What Too Long Should Say Very Quickly to You.

So here we go, way back again to the dark days freshly post BMX when I was trying to be all egalitarian and shit and was still…wait for this…naïve enough to assume: “Well, he probably looks better in person.” as in making an ass of me, myself and I. Sigh.

Note: this phenomenon IS entirely possible just not highly probable, kind of like your favourite shoes going on sale for 50% off in your size when you need them for a wedding that weekend. It has totally happened to me more than once - the guy not the shoes - and it was great but I don’t expect it and I’m saying you’d be happier all around if you didn’t either.

As far as wheelhouses go, the next guy I went on a first date with after my 36 no show had his boat in AN ocean but I’m pretty sure it wasn’t mine. Yeah. I distinctly remember looking at his profile pic and doing that whole extrapolation thing, squinting with one eye and going: “Yeah yeah…it’ll be fine.” Tf was I thinking, you ask? Tf, I was NOT thinking. Obviously. I was just on a mission to be distracted and I foolishly thought it would be worth it to go out with ANYONE for a few hours. Oh Nelly, I was such a newbie then…

Why I even replied at all was because I read his profile and found it well written and articulate; I’m such a fucking sucker for the writing. However, it was long and I don’t just mean a little bit beyond the norm. I mean it took several times to scroll down the length of his “about me” and his “first date.” to go through it.

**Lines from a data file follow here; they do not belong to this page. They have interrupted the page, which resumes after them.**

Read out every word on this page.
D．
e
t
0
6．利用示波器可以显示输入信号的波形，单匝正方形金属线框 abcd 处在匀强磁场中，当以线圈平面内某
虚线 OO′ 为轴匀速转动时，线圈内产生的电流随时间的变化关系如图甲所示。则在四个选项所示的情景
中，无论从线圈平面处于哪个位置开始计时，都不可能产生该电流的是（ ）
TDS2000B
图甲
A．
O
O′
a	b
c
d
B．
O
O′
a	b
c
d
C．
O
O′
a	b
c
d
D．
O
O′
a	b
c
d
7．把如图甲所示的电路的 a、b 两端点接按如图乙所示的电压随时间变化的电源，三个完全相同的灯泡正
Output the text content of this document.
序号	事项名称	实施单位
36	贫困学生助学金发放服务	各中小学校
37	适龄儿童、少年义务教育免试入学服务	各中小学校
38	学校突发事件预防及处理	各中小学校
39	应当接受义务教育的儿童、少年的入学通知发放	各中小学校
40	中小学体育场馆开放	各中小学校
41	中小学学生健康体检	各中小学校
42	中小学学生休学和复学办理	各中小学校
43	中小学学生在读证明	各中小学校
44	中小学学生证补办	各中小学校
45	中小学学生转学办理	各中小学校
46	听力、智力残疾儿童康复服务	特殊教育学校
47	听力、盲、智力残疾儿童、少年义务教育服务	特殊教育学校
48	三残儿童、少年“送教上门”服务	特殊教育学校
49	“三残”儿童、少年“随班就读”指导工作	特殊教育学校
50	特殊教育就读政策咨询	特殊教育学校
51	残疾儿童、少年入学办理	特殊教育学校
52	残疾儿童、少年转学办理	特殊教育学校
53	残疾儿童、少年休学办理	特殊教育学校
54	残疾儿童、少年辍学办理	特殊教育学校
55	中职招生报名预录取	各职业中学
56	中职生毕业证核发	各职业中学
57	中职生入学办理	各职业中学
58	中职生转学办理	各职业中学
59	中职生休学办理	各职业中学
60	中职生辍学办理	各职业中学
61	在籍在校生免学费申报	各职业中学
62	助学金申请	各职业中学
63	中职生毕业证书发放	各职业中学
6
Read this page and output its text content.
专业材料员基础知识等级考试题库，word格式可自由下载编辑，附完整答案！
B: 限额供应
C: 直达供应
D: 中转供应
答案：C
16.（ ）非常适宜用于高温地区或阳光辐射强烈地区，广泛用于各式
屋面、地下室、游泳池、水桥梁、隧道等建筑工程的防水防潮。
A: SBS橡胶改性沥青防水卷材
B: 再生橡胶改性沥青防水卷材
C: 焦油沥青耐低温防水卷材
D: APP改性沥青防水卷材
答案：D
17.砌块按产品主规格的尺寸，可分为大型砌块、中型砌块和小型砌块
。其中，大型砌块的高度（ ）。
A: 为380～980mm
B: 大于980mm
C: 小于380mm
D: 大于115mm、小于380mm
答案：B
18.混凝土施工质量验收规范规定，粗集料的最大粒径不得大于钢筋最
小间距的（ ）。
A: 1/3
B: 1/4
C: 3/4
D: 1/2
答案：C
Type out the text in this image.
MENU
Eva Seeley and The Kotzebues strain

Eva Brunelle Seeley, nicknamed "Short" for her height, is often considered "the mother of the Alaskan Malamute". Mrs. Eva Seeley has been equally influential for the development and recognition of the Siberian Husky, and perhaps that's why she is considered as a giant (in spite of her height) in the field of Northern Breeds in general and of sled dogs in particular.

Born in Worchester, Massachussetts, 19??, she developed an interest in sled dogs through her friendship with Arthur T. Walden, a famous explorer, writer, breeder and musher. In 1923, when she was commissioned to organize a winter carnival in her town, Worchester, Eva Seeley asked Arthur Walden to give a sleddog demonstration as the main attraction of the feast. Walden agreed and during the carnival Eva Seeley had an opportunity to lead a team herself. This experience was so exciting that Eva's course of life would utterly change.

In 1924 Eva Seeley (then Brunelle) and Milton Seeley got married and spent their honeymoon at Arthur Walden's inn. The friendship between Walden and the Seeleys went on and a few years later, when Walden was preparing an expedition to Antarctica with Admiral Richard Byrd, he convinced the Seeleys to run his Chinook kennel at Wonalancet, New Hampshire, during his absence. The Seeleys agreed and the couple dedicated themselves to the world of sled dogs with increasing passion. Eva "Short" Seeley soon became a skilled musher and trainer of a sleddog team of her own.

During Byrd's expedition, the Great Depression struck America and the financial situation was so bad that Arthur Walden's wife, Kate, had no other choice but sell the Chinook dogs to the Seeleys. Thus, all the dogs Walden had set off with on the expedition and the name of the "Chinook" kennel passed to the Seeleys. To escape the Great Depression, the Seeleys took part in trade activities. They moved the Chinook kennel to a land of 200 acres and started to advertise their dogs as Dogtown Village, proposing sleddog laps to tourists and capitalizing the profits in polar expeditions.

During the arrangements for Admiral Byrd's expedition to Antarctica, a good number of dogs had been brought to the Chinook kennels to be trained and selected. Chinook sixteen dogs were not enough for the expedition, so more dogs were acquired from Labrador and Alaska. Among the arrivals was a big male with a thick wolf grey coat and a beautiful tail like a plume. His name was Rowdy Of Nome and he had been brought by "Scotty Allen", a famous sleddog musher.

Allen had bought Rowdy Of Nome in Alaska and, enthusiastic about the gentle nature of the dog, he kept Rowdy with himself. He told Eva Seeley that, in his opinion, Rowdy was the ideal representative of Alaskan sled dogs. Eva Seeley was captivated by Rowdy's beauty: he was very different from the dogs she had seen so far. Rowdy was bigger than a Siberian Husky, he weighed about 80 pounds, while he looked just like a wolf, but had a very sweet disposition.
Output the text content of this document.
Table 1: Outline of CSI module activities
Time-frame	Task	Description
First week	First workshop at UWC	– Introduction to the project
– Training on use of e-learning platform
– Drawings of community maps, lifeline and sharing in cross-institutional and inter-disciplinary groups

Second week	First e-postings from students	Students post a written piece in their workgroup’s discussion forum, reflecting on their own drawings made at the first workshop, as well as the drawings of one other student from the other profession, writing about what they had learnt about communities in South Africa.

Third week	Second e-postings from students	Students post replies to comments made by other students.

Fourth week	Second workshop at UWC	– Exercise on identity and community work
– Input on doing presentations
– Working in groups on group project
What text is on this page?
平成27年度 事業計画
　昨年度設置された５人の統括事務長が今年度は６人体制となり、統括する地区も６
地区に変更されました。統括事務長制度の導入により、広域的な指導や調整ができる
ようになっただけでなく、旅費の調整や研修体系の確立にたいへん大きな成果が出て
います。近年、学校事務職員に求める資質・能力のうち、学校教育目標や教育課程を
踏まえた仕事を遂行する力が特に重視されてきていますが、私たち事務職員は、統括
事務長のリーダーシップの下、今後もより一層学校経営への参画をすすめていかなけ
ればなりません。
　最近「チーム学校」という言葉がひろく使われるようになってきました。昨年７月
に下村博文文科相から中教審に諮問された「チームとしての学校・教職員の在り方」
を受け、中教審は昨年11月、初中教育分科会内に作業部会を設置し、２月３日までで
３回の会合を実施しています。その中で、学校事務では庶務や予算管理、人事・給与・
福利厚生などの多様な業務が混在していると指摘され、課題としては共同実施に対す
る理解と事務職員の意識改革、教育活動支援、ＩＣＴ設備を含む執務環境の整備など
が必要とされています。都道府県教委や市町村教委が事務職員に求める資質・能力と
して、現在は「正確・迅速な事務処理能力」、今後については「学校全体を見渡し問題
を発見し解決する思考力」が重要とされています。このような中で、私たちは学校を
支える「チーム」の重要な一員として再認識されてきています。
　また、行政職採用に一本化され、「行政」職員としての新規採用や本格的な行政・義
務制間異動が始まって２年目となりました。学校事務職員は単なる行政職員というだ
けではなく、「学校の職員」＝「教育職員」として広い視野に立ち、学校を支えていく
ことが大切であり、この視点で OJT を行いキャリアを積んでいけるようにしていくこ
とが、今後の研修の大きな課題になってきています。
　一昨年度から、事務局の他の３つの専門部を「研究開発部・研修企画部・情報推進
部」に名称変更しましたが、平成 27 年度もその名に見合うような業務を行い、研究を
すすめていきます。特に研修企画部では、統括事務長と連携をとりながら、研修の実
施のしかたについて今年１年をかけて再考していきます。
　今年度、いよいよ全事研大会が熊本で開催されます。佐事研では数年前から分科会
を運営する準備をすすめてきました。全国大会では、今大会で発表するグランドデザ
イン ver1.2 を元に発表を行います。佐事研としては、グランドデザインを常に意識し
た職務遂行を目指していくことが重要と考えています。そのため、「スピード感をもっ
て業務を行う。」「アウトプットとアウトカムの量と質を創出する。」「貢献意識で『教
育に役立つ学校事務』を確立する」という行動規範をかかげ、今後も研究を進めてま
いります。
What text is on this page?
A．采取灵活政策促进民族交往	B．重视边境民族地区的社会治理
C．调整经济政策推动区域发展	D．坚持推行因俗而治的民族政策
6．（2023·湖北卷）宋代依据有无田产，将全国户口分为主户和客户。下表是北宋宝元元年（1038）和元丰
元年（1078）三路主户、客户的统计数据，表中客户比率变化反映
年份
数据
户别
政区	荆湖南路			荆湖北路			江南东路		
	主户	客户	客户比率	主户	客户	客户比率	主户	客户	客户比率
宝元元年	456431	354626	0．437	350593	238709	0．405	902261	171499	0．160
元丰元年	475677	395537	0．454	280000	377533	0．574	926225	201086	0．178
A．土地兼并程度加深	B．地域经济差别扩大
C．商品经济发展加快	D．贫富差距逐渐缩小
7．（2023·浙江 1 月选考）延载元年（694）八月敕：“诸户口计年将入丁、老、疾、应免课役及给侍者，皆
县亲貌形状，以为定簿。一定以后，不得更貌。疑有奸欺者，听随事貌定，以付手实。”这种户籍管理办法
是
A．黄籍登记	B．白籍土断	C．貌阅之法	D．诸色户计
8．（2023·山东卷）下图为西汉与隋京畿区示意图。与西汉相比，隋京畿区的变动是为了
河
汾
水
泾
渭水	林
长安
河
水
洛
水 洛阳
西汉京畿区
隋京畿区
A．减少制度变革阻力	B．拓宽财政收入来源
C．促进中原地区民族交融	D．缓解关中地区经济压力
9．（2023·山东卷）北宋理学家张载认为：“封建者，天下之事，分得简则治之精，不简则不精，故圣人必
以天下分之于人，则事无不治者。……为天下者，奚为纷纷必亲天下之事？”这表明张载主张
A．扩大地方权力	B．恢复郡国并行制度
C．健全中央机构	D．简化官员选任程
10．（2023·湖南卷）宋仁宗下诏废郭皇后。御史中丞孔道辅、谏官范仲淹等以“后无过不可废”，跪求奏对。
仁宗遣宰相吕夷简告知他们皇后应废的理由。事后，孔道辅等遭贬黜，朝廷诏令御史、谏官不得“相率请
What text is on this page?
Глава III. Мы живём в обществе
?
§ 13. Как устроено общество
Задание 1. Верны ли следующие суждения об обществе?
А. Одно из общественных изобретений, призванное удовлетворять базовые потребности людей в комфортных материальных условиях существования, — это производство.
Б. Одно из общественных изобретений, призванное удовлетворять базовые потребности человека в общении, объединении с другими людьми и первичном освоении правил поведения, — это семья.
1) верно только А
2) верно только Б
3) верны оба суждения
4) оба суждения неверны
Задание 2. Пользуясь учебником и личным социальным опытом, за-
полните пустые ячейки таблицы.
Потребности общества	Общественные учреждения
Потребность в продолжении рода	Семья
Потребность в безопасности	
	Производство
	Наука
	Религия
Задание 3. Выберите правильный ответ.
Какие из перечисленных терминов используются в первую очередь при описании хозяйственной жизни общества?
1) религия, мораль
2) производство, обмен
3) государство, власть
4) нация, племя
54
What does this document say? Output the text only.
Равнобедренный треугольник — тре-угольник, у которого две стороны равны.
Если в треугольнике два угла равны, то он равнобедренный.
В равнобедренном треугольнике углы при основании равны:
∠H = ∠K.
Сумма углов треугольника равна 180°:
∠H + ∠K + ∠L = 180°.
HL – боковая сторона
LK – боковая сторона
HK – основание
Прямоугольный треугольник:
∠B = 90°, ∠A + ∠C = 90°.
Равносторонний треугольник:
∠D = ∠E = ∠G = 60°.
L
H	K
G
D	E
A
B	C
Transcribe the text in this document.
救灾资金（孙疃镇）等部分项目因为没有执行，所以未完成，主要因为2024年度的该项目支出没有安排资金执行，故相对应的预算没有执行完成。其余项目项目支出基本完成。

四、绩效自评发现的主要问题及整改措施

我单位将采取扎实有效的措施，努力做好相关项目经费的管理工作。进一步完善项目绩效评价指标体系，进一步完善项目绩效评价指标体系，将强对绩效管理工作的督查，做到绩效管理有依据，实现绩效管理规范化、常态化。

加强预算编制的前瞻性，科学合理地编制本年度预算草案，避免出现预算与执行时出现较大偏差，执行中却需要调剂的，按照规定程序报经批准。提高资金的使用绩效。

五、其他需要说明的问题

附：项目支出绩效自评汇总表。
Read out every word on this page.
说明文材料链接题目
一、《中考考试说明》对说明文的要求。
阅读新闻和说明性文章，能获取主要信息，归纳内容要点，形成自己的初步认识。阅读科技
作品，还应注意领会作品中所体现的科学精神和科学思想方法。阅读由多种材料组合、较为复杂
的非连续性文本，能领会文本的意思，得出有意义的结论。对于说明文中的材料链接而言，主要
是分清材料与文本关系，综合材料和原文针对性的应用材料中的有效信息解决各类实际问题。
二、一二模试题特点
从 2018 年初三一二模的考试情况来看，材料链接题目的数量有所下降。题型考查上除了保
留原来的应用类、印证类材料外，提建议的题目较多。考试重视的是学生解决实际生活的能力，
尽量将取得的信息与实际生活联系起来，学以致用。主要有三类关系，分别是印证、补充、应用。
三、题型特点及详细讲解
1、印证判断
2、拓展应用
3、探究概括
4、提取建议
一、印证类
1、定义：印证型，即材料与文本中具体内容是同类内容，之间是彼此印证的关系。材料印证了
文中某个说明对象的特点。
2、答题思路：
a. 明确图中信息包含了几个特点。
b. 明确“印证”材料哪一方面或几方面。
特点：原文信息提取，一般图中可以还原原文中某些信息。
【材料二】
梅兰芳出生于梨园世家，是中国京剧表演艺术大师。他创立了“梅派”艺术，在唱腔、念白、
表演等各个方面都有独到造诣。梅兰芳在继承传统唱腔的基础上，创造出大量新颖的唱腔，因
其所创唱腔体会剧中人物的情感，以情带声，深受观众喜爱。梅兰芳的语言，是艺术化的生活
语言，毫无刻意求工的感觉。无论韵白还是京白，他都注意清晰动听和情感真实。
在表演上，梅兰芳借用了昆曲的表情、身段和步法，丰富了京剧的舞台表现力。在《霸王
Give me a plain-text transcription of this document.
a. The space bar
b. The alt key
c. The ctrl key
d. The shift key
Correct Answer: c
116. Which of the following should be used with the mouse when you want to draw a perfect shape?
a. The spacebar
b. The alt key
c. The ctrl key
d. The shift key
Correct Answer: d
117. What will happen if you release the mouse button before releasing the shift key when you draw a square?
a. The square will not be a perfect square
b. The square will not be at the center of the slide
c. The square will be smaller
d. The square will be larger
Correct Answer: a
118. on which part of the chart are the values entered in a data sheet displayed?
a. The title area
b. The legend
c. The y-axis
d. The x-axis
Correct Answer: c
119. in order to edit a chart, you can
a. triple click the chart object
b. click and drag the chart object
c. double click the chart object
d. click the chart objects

SEVERAL. And because I was still so refreshingly innocent, I didn’t recognize it for the red flag that it was, though all “how to write an effective dating profile” articles say "yeah NO."

Now I’m going to stop right here and add my own personal observation: Someone whose profile is THAT LONG has wayyyy too much time on his hands and, in the online dating world, that is NOT a good thing. Hello…

Now, while my own “about me” is not exactly truncated, no one’ s going to get carpal tunnel reading it and I’m not listing or ruminating or even worse pontificating and believe you me, I’ve since seen all of these. While it is possible to do long well, again not probable. It’s like Vegas, girlies - play the odds.

Sooo I went to meet Mr. Garrulous-On-Paper for a drink and the moment I laid eyes on him I realized I had vastly oversold him to myself and it was going to be a longgg night. However, using my manners, I went along with good grace and hoped for the best.

What I got instead was someone who was not only a regular Chatty Cathy in person but who proceeded to argue with me about MY OWN PROFILE. He informed me I was NOT shy and I did NOT suck at dating - and no, it was NOT endearing - and then he asked me to tell him something I wouldn’t normally tell anyone…! I wanted to say: “Why THE FUCK would I tell YOU, then??” Yeah. So much for my good attitude. I was downright inner surly at that point, though never outright rude, and I didn’t know who I was madder at...him or myself. He wasn’t evil by any means, just not for me. At. All.

It finally ended, way too much later, when he said to me: “You’re exactly how I pictured you!” and I, in my only completely honest moment all night, said: “You’re not how I pictured you.” He recognized it for what it was and wrapped it up minutes later. Ttfl.

Now here’s another completely rookie mistake I had to live through: the walk back up a long fucking hill with the guy who STILL would not stop talking and deliberately? bumping into me. Then we took the same public transport…GAH! I’m killing myself just reliving it. BRU. TAL.

And this whole debacle of a date could have easily been avoided had I been cognizant of the forewarning that is the lengthy profile above and beyond what is necessary, interesting or seemly. Oh…that and not having had the shit kicked out of me by love. NICE. And while I’m able to say I’ve not had to defend my own profile again, I still had lessons coming to me, disguised as more meet and greets. Good times!